One typical Mythicist claim is that the Gospel Jesus – a great teacher and miracle worker – is not mentioned by contemporary historians and Roman legal and political writers. Hence, they conclude, Jesus never existed. But is this idea about “history’s silence” a sound one? My question is quite the opposite, namely, why should we expect Jesus to have been mentioned in contemporary records?
The basic assumption is that contemporary records would mention significant people and events. This seems sensible. But not so much when applied to Jesus. According to the Synoptic Gospels, Jesus spent most of his missionary career in Galilean towns, which were considered “podunk” backwaters by the influential centers in Judea, especially in the capital, Jerusalem.
When we recall that when Jesus had his “fifteen minutes of fame”, it was not in Galilee, but in Jerusalem.

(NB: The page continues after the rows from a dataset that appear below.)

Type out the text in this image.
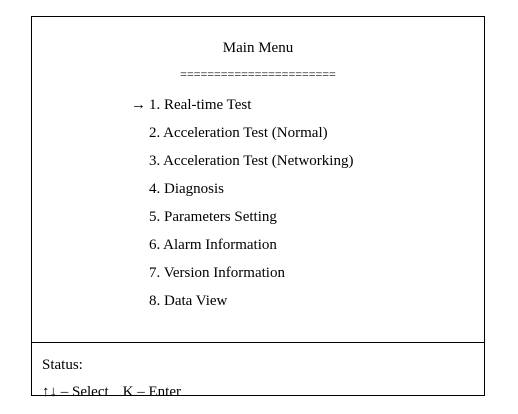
Main Menu
=======================
→ 1. Real-time Test
2. Acceleration Test (Normal)
3. Acceleration Test (Networking)
4. Diagnosis
5. Parameters Setting
6. Alarm Information
7. Version Information
8. Data View
Status:
↑↓ – Select K – Enter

That is, his only noticeable public – and therefore “historical” – impact purportedly took place in the very short week between his entrance into the city on “Palm Sunday” and his arrest on the Thursday evening of that week.

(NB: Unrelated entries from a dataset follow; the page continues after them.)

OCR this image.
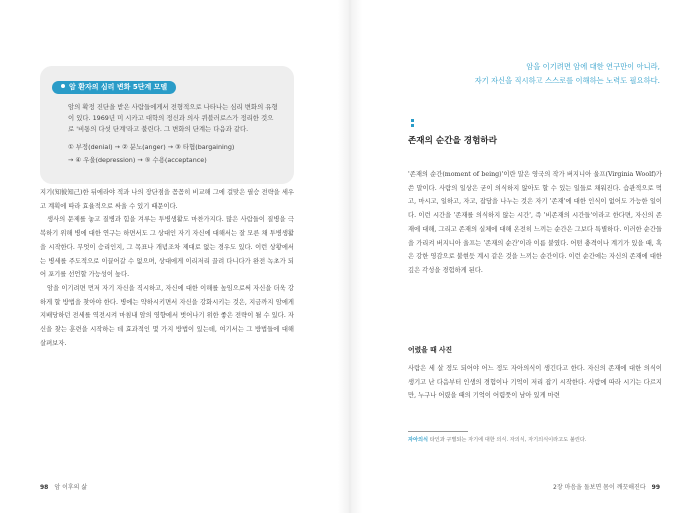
암 환자의 심리 변화 5단계 모델
암의 확정 진단을 받은 사람들에게서 전형적으로 나타나는 심리 변화의 유형이 있다. 1969년 미 시카고 대학의 정신과 의사 퀴블러로스가 정리한 것으로 '비통의 다섯 단계'라고 불린다. 그 변화의 단계는 다음과 같다.
① 부정(denial) → ② 분노(anger) → ③ 타협(bargaining)
→ ④ 우울(depression) → ⑤ 수용(acceptance)

지기(知彼知己)한 뒤에라야 적과 나의 장단점을 꼼꼼히 비교해 그에 걸맞은 필승 전략을 세우고 계획에 따라 효율적으로 싸울 수 있기 때문이다.

생사의 문제를 놓고 질병과 힘을 겨루는 투병생활도 마찬가지다. 많은 사람들이 질병을 극복하기 위해 병에 대한 연구는 하면서도 그 상대인 자기 자신에 대해서는 잘 모른 채 투병생활을 시작한다. 무엇이 승리인지, 그 목표나 개념조차 제대로 없는 경우도 있다. 이런 상황에서는 병세를 주도적으로 이끌어갈 수 없으며, 상대에게 이리저리 끌려 다니다가 완전 녹초가 되어 포기를 선언할 가능성이 높다.

암을 이기려면 먼저 자기 자신을 직시하고, 자신에 대한 이해를 높임으로써 자신을 더욱 강하게 할 방법을 찾아야 한다. 병에는 약하시키면서 자신을 강화시키는 것은, 지금까지 암에게 지배당하던 전세를 역전시켜 마침내 암의 영향에서 벗어나기 위한 좋은 전략이 될 수 있다. 자신을 찾는 훈련을 시작하는 데 효과적인 몇 가지 방법이 있는데, 여기서는 그 방법들에 대해 살펴보자.

98 암 이후의 삶

암을 이기려면 암에 대한 연구만이 아니라,

자기 자신을 직시하고 스스로를 이해하는 노력도 필요하다.

존재의 순간을 경험하라

'존재의 순간(moment of being)'이란 말은 영국의 작가 버지니아 울프(Virginia Woolf)가 쓴 말이다. 사람의 일상은 굳이 의식하지 않아도 할 수 있는 일들로 채워진다. 습관적으로 먹고, 마시고, 일하고, 자고, 잡담을 나누는 것은 자기 '존재'에 대한 인식이 없어도 가능한 일이다. 이런 시간을 '존재를 의식하지 않는 시간', 즉 '비존재의 시간들'이라고 한다면, 자신의 존재에 대해, 그리고 존재의 실체에 대해 온전히 느끼는 순간은 그보다 특별하다. 이러한 순간들을 가리켜 버지니아 울프는 '존재의 순간'이라 이름 붙였다. 어떤 충격이나 계기가 있을 때, 혹은 강한 영감으로 불현듯 계시 같은 것을 느끼는 순간이다. 이런 순간에는 자신의 존재에 대한 깊은 각성을 경험하게 된다.

어렸을 때 사진

사람은 세 살 정도 되어야 어느 정도 자아의식이 생긴다고 한다. 자신의 존재에 대한 의식이 생기고 난 다음부터 인생의 경험이나 기억이 저리 잡기 시작한다. 사람에 따라 시기는 다르지만, 누구나 어렸을 때의 기억이 어렴풋이 남아 있게 마련

자아의식 타인과 구별되는 자기에 대한 의식. 자의식, 자기의식이라고도 불린다.
2장 마음을 돌보면 몸이 깨끗해진다 99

His entrance into the city is said to have been heralded by a relatively small crowd of pilgrims who gave him a royal welcome by spreading palm branches on the road he traveled as a sort of “red carpet” treatment. It is then told that Jesus entered the Temple precincts and disrupted the selling of sacrificial animals. This is the famous but ill-named “Cleansing of the Temple” – the “driving out of the moneychangers”. Even after this provocative act, the Gospels relate that Jesus was permitted to return to the Temple to teach. But it is also told that from the moment of “the Cleansing” onward, the priests, apparently biding their time, started to conspire to get rid of Jesus (Mark 11:15-19). The story is that they whispered in Pilate’s ear that Jesus had disrupted the all-important Temple trade – on which Rome depended for its “cut” of Jewish wealth; and that Jesus was preaching about a kingdom whose king was not Caesar. Apparently Pilate saw these two factors as dangerous enough to have Jesus arrested and executed.

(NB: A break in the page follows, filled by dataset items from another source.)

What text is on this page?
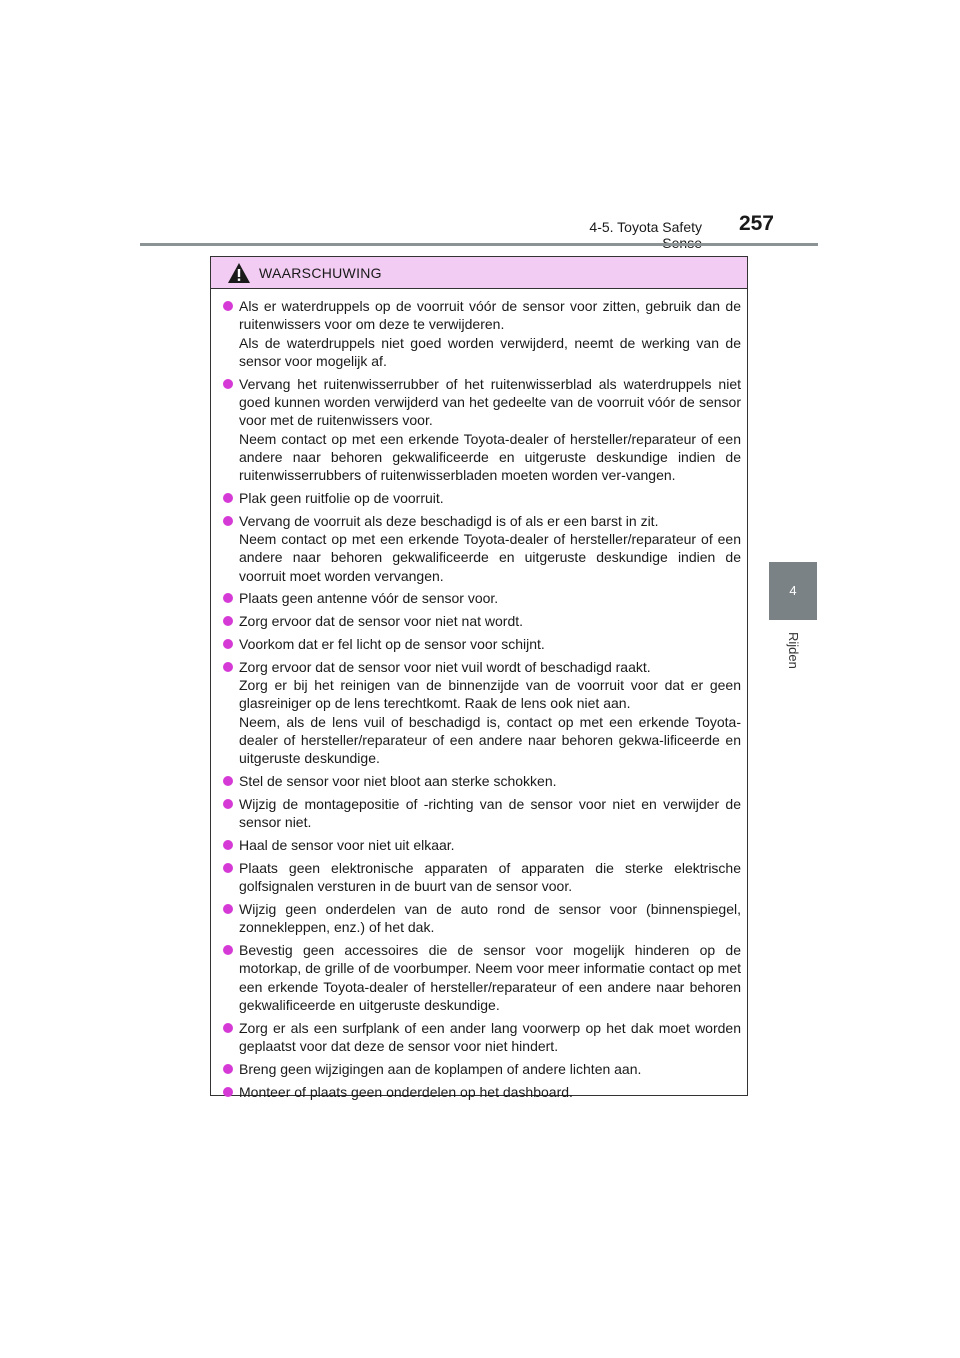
4-5. Toyota Safety	257
4
Rijden
WAARSCHUWING

Als er waterdruppels op de voorruit vóór de sensor voor zitten, gebruik dan de ruitenwissers voor om deze te verwijderen.

Als de waterdruppels niet goed worden verwijderd, neemt de werking van de sensor voor mogelijk af.

Vervang het ruitenwisserrubber of het ruitenwisserblad als waterdruppels niet goed kunnen worden verwijderd van het gedeelte van de voorruit vóór de sensor voor met de ruitenwissers voor.

Neem contact op met een erkende Toyota-dealer of hersteller/reparateur of een andere naar behoren gekwalificeerde en uitgeruste deskundige indien de ruitenwisserrubbers of ruitenwisserbladen moeten worden ver-vangen.

Plak geen ruitfolie op de voorruit.

Vervang de voorruit als deze beschadigd is of als er een barst in zit.

Neem contact op met een erkende Toyota-dealer of hersteller/reparateur of een andere naar behoren gekwalificeerde en uitgeruste deskundige indien de voorruit moet worden vervangen.

Plaats geen antenne vóór de sensor voor.

Zorg ervoor dat de sensor voor niet nat wordt.

Voorkom dat er fel licht op de sensor voor schijnt.

Zorg ervoor dat de sensor voor niet vuil wordt of beschadigd raakt.

Zorg er bij het reinigen van de binnenzijde van de voorruit voor dat er geen glasreiniger op de lens terechtkomt. Raak de lens ook niet aan.

Neem, als de lens vuil of beschadigd is, contact op met een erkende Toyota-dealer of hersteller/reparateur of een andere naar behoren gekwa-lificeerde en uitgeruste deskundige.

Stel de sensor voor niet bloot aan sterke schokken.

Wijzig de montagepositie of -richting van de sensor voor niet en verwijder de sensor niet.

Haal de sensor voor niet uit elkaar.

Plaats geen elektronische apparaten of apparaten die sterke elektrische golfsignalen versturen in de buurt van de sensor voor.

Wijzig geen onderdelen van de auto rond de sensor voor (binnenspiegel, zonnekleppen, enz.) of het dak.

Bevestig geen accessoires die de sensor voor mogelijk hinderen op de motorkap, de grille of de voorbumper. Neem voor meer informatie contact op met een erkende Toyota-dealer of hersteller/reparateur of een andere naar behoren gekwalificeerde en uitgeruste deskundige.

Zorg er als een surfplank of een ander lang voorwerp op het dak moet worden geplaatst voor dat deze de sensor voor niet hindert.

Breng geen wijzigingen aan de koplampen of andere lichten aan.

Monteer of plaats geen onderdelen op het dashboard.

That’s it. One short week in Jerusalem; the quick dispatching of a backwoods Galilean prophet: these were the only real historically pertinent items in Jesus’ career. Due to their brevity and general lack of consequences, it is almost ludicrous to expect historians to have recorded them. After all, Jesus’ real significance in the Greco-Roman world evolved over decades, after extra-Judean missions to “the Gentiles”, and after mass conversions to the pacifistic, monotheistic movement had begun to be a bureaucratic headache to Roman officialsin the wider Empire. Jesus’ actual importance many decades earlier, in Judea in the year 33 CE, was extremely minor to both Jews and non-Jews. He was, except of course for his followers, a mere flash in the pan.
Therefore, I believe that the Mythicists are wrong-headed to lay heavy significance on the fact that no contemporary sources mention Jesus. The most probable reason is: he just wasn’t worth mentioning – even had they known of him.